|The late Rev. Esther Dozier — who initiated Great Barrington’s annual W. E. B. Du Bois birthday celebrations more than 20 years ago — will be honored on April 2 with a birthday celebration of her own. On what would have been her 80th birthday, the first female pastor at the historic Clinton African Methodist Episcopal Zion Church, will be feted at Saint James Place in Great Barrington. The community is invited to attend the 4 p.m. celebration, which will include music, tributes, and refreshments.|
“Rev. Dozier worked tirelessly to promote the legacy of W. E. B. Du Bois in Great Barrington,” says Wray Gunn, Sr., president of Clinton Church Restoration, which is organizing the upcoming celebration. “She was just thrilled to find out that Du Bois was involved with our church. She made it her ambition to do as much for his legacy as she could.”
In 2001, Dozier led the town’s first annual Du Bois celebration. “Honoring Our History: A Celebration of W. E. B. Du Bois” included a lecture by David Graham Du Bois and a program by students from the Jubilee School in Philadelphia.
Under Dozier’s leadership, the Clinton Church — long a center of social activism — became a hub for activities related to the W. E. B. Du Bois Homesite and Upper Housatonic Valley African American Heritage Trail. In the mid-2000s, Dozier collaborated closely with David Levinson on his book, Sewing Circles, Dime Suppers, and W. E. B. Du Bois: A History of the Clinton A. M. E. Zion Church (Berkshire Publishing, 2007) and began the nomination process that eventually led, in 2008, to the listing of the Clinton A. M. E. Zion Church on the National Register of Historic Places.
Born in rural Alabama, Dozier was raised in poverty but taught by her mother to dream big. As a young woman, she moved to the Berkshires with two of her sisters. Active in the Clinton Church for four decades, she served as its pastor for nearly nine years, the first woman (after 48 men) to hold the role since the church’s founding in the 1860s.

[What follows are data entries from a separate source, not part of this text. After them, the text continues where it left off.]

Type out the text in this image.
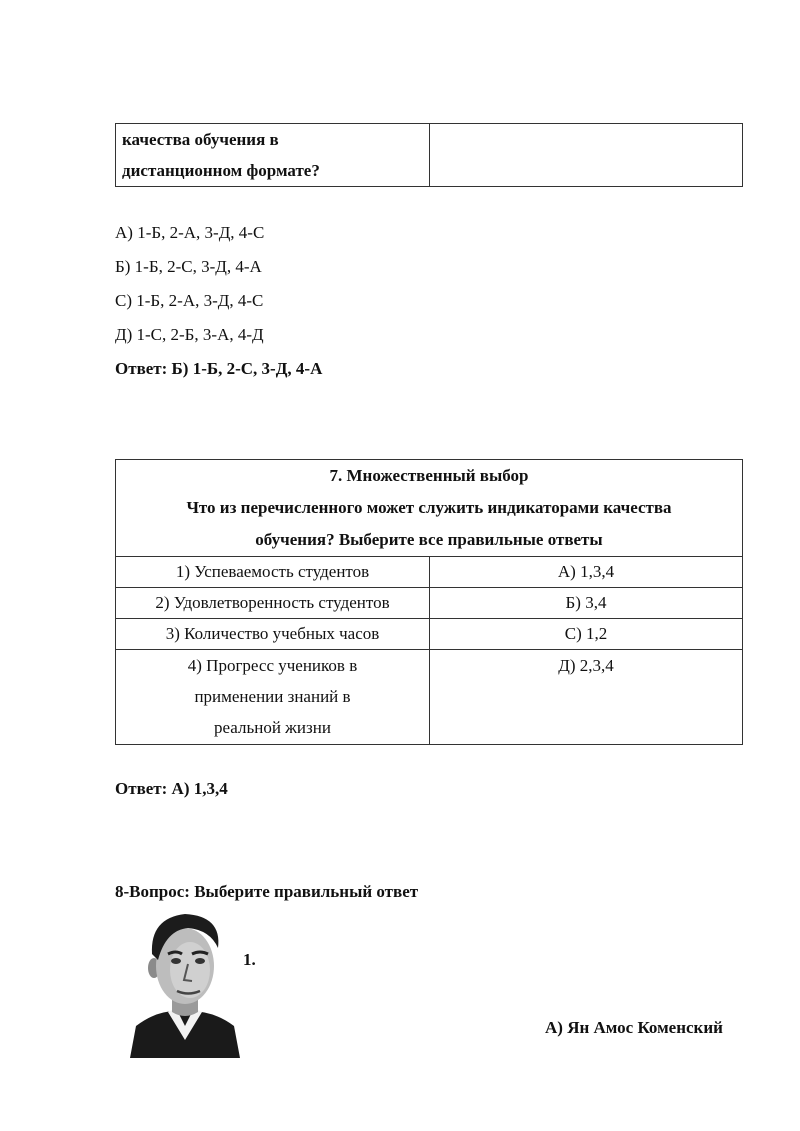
качества обучения в
дистанционном формате?

А) 1-Б, 2-А, 3-Д, 4-С
Б) 1-Б, 2-С, 3-Д, 4-А
С) 1-Б, 2-А, 3-Д, 4-С
Д) 1-С, 2-Б, 3-А, 4-Д
Ответ: Б) 1-Б, 2-С, 3-Д, 4-А
7. Множественный выбор
Что из перечисленного может служить индикаторами качества
обучения? Выберите все правильные ответы	

1) Успеваемость студентов	А) 1,3,4
2) Удовлетворенность студентов	Б) 3,4
3) Количество учебных часов	С) 1,2

4) Прогресс учеников в
применении знаний в
реальной жизни	Д) 2,3,4
Ответ: А) 1,3,4
8-Вопрос: Выберите правильный ответ
1.
А) Ян Амос Коменский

Dozier believed that the church was a place for refueling but her activities and influence extended far into the community. In addition to lifting up Black history and culture and the legacy of Du Bois, she spoke passionately against injustice, intolerance, and socio-economic inequality. She was a strong supporter of the housing organization Construct, which decades earlier had operated out of the Clinton Church basement, and was a frequent participant in charitable and interfaith activities. She thought of herself as a woman who “let love shine through her,” remembers Rev. Mattie Conway, noting the phrase was a reference to her sister’s favorite song, Day Star. “My aunt was so much about the future,” says Dozier’s nephew Delano Burrowes, a Brooklyn-based artist who is helping to plan the upcoming celebration. “She planted seeds for a lot of the conversations we’re having today. Her legacy prompts us to think of our own — what are we doing about the future? How can we live up to her ideals of hope, action, and service to our communities?”
April 2 Tribute
“Esther had such an impact on me personally, and on Jubilee’s history,” says Jubilee School founder Karen Falcon, who has returned to Great Barrington with students several times since 2001 and will travel from Philadelphia to speak at the event. “She was an amazing person and had a legendary role in inspiring the town of Great Barrington to celebrate its native son, W. E. B. Du Bois. This tribute to her is richly deserved.”
Burrowes is one of three family members who will speak at the event. Joining him will be his mother Rev. Conway, who is co-pastor of the Macedonia Baptist Church and a member of CCR’s advisory board, and Virginia Conway, Dozier’s sister-in-law and a longtime Clinton Church member.
Musical selections will be offered by the Price Memorial A. M. E. Zion Church Choir and Dr. MaryNell Morgan-Brown, both regular performers at Clinton Church and Du Bois-related events in Great Barrington.